For me, college was where I experienced the giddy joy of understanding the inner and outer worlds in new and deeper ways.  In college I began to wake up to the smallness of my life, and to the largeness of my responsibility as a citizen of the world.  It’s hard for me to imagine such a vital transformation happening without going to college.
                But Sam from a very young age resisted the idea that college was essential, and once he entered high school, the idea of purposely prolonging his time in school became deeply unappealing to him. I could write about the way his highly rigorous academic school has failed to meet his needs as a learner – and perhaps I will some day; but that’s really a pretty minor factor in Sam’s lack of interest in college.  It’s not really high school.  It’s him.
                He could go to college.  He tests extremely well.  He writes extremely well.  His grades are not bad, though not as good as they should be judging by his standardized test scores.  For a long time I have thought of him as an underachiever.  But that’s true only if I use his grades as the measure of achievement.  But to do that is to measure him by my experiences, passions and desires. His passion has never been for academic work, despite his capability, and measured according to his own priorities, he’s achieved plenty.
 He’s written so many songs since he was five years old that he can’t keep track of them all. He formed a band when he was in third grade that continues to play together.  He’s recorded an album and is planning a second.  He lines up gigs.  He arranges music and sings in three a capella groups.  He plays guitar in church.   Besides music, Sam’s priority is friendship, and Sam is a loyal and loving friend, a gentle soul who wants to make other people happy.  He’d rather skimp a little on homework and spend more time enjoying the company of other human beings.  He’s often said that the best thing he can imagine is writing a song that brings another person comfort and hope in a hard time. 
                He wants to devote himself to music when he’s done high school.  He wants time to make the band happen. He wants to get a job to earn money for the gear he needs to make the band happen.  He told me when he was twelve that he was going to be a rock star.  I sometimes think my job as a mother is to be the realist, the one who points out that hardly anybody gets to be a rock star and tells him he should have a back-up plan.  For several years I quietly insisted that he would be going to college, in spite of his almost total lack of interest.  You need a degree in case the music career doesn’t work out, I’d say, even though the greatest benefits I got from going to college had little to do with my career, and even though my post college career has not been at all lucrative. 
Early Days
                In fact, our family’s poor finances have given his decision to forgo college a certain practical appeal.  I have to admit to feeling some relief knowing we won’t be scrambling to pay the debilitating cost of tuition at even an “affordable” college.  Yet there is a little sting when I hear his friends discussing their college plans, when I hear other parents talking excitedly about their children’s academic achievements.  I imagine his high school graduation will have a strange anticlimactic feeling to it as he moves on not to the hallowed halls of a prestigious institution of higher learning, but to a low wage job and dreams of making it big.  I might feel embarrassed when I tell people what he’s doing, though I know I will also feel proud.  I still wonder, sometimes, if I should try to change his mind.

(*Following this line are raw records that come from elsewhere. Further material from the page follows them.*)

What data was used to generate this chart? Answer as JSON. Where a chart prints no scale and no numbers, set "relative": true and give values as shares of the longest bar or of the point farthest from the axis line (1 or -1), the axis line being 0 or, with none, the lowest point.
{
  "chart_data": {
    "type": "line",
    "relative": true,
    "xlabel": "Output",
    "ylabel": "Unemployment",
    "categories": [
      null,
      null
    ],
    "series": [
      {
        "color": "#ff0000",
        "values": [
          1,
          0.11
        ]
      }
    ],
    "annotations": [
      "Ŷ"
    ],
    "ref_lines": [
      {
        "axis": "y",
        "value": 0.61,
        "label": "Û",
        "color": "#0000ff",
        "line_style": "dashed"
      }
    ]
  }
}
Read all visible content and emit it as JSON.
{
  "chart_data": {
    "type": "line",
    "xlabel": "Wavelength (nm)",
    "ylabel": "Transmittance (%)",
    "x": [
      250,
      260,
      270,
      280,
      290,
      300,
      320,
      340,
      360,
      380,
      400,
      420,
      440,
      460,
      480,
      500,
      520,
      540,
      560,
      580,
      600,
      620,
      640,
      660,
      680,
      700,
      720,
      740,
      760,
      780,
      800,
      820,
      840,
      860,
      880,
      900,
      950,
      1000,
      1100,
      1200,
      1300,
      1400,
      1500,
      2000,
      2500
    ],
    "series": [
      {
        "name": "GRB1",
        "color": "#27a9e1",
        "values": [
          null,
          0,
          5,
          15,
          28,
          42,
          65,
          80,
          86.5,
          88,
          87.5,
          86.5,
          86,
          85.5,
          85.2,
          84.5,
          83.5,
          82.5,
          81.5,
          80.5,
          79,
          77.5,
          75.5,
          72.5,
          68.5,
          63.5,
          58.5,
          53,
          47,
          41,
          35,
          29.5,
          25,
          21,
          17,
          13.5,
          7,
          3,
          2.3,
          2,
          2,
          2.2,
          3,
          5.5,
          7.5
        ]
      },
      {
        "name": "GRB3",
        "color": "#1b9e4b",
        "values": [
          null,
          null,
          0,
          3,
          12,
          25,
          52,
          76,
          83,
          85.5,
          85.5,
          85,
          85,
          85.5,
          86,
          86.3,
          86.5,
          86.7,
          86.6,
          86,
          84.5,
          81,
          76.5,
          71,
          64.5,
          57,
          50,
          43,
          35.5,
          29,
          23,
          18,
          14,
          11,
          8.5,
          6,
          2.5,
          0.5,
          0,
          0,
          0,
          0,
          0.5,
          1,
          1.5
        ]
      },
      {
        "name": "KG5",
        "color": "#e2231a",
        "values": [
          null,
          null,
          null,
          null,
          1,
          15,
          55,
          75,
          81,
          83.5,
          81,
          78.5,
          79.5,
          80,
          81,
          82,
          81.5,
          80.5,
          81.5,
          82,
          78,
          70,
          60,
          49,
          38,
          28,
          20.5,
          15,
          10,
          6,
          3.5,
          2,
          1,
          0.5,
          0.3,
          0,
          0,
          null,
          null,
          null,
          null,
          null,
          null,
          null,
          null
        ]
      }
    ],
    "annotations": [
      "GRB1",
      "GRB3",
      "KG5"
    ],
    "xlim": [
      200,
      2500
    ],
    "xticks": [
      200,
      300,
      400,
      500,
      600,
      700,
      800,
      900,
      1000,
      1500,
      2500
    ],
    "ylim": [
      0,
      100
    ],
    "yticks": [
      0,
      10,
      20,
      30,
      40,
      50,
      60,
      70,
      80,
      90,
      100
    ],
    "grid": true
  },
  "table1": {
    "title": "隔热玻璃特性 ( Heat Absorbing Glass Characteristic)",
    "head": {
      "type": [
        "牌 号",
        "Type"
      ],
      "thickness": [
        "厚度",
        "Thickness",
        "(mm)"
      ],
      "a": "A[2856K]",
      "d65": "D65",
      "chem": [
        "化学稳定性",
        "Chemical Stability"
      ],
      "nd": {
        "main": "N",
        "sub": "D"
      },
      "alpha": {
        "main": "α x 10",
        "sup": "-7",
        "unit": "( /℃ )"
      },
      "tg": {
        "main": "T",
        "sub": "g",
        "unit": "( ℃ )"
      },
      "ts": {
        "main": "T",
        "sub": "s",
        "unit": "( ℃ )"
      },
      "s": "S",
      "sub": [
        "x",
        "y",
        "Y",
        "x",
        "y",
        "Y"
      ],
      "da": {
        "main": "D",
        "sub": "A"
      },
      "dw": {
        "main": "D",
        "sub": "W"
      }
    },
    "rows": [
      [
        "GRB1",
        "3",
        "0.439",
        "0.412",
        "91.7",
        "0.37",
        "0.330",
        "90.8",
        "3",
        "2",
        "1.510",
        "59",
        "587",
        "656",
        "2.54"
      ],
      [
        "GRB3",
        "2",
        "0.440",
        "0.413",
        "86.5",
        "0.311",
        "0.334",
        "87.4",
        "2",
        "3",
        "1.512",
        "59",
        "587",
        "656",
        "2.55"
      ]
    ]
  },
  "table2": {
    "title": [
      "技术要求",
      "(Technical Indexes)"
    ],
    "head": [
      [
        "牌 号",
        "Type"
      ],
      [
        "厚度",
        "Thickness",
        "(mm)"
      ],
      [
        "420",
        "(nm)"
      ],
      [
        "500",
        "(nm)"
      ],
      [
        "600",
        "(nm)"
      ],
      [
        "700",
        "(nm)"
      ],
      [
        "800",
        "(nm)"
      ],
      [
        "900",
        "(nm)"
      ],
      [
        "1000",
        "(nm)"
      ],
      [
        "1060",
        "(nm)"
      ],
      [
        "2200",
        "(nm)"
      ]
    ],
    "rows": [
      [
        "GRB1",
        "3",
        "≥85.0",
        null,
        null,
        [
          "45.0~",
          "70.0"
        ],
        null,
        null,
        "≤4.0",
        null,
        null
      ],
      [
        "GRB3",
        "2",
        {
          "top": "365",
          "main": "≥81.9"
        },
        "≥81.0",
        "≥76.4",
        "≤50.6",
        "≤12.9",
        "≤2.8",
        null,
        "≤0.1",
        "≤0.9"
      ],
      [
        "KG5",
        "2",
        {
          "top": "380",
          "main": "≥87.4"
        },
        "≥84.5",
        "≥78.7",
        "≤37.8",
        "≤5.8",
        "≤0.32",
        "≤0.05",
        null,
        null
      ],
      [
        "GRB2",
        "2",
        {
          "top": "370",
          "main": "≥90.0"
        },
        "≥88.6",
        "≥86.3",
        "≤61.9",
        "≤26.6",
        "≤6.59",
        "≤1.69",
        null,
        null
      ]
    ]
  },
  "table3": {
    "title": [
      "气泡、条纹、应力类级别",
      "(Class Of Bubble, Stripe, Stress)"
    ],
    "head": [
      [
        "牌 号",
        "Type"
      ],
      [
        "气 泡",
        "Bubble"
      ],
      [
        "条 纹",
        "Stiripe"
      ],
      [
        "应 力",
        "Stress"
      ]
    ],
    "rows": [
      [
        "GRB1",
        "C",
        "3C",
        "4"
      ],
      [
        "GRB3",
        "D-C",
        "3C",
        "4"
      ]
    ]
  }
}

                But I’m done with that.  It’s not my job to say his dream isn’t realistic.  People can make a living in music, though often not a steady or regular income.  Some people even become rock stars.  And if rock stardom is not his destiny, he’ll learn that eventually, and discover some other path, a path that he chooses because it lights him up.  And who knows, that path may even, eventually, include college.